Spiace constatare che, malgrado gli scarsi risultati raggiunti, la ricetta alla base della lotta contro il riscaldamento globale sia ancora quella della scienza e tecnologia. Sappiamo bene che si tratta di cambiare paradigma di società, e non solo di mettere più efficienza economica nel nostro sistema, lo sappiamo ma alla fine continuiamo ad eleggere come nostri rappresentanti delle persone che non osano proporre nulla di nuovo. Oggigiorno, Sud e Nord del mondo seguono la stessa strada, una strada che ci porterà contro il muro della realtà e allora ci faremo male.
La situazione forse è ancora peggio rispetto alla questione della fame nel mondo. La differenza sta nel ruolo sempre più grande che il settore finanziario e le grandi corporations hanno assunto nella condotta degli affari mondiali. Si tratta di entità che non rispondono a nessuna “constituency”, il loro Dio è il denaro e per accumularne sempre di più tutto è lecito. Sono peggio delle mafie, perché queste ultime sono parassiti degli Stati, mentre finanza e corporations oramai dettano loro la legge agli Stati non più sovrani.
Questa e le prossime COP non potranno fare granché perché chi tira le fila del mondo sono sempre meno i governi, e sempre più quel mondo autoreferenziale del business e della finanza. Come l’abbiamo visto con il recente World Food Systems Summit, queste entità si stanno impossessando anche del sistema delle nazioni unite, rendendo ancora più vuote queste riunioni delle parti.

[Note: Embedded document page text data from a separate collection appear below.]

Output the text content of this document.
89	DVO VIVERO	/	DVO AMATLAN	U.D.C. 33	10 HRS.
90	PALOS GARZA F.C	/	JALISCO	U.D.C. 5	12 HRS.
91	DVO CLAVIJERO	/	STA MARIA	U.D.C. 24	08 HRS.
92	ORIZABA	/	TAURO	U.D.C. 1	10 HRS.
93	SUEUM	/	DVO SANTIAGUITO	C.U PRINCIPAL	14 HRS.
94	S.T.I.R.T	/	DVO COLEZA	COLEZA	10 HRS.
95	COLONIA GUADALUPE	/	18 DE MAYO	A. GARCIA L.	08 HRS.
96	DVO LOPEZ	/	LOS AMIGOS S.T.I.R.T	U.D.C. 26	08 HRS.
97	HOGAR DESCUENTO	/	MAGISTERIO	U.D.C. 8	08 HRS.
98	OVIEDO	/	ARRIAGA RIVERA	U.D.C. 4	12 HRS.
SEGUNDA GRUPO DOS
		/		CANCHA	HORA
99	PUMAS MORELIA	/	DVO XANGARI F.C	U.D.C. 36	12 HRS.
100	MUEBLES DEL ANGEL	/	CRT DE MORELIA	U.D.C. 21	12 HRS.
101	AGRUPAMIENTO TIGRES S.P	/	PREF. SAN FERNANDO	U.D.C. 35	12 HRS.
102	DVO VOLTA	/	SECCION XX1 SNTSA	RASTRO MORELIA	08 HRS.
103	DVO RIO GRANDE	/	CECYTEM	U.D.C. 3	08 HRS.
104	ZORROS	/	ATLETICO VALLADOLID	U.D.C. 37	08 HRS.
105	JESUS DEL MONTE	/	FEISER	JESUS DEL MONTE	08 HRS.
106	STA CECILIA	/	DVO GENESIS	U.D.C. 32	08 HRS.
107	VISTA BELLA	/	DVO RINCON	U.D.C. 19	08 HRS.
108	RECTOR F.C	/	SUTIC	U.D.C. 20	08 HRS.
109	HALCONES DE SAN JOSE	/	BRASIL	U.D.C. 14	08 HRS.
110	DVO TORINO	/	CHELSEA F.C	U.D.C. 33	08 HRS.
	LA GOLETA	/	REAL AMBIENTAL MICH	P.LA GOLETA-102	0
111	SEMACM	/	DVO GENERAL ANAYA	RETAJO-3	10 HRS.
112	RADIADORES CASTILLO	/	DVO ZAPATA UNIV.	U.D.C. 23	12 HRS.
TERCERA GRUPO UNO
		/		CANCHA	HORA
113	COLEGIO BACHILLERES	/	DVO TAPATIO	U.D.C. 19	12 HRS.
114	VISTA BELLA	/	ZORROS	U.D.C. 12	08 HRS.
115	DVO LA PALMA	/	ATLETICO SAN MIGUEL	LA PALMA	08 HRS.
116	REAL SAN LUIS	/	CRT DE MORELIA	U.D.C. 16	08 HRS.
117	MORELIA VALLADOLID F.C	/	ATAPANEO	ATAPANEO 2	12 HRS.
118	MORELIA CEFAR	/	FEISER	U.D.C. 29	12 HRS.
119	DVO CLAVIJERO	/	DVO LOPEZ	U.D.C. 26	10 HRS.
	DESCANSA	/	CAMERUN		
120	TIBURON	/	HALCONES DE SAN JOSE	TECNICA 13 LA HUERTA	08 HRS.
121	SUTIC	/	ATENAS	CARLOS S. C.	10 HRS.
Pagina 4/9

Vorrei tanto finire su una nota di speranza, ma la vedo dura oramai. Il fallimento della lotta alla fame, associato al fallimento della lotta contro la povertà (non l’estrema povertà così cara alla Banca mondiale, ma la povertà misurata con un reddito inferiore ai 10 dollari al giorno, 300 euro al mese, così inglobiamo i 2/3 dell’umanità), sono temi oramai dimenticati. Adesso il buzz è il riscaldamento globale, ma finché si continueranno a proporre le stesse ricette fallimentari, non ci resterà nemmeno la speranza.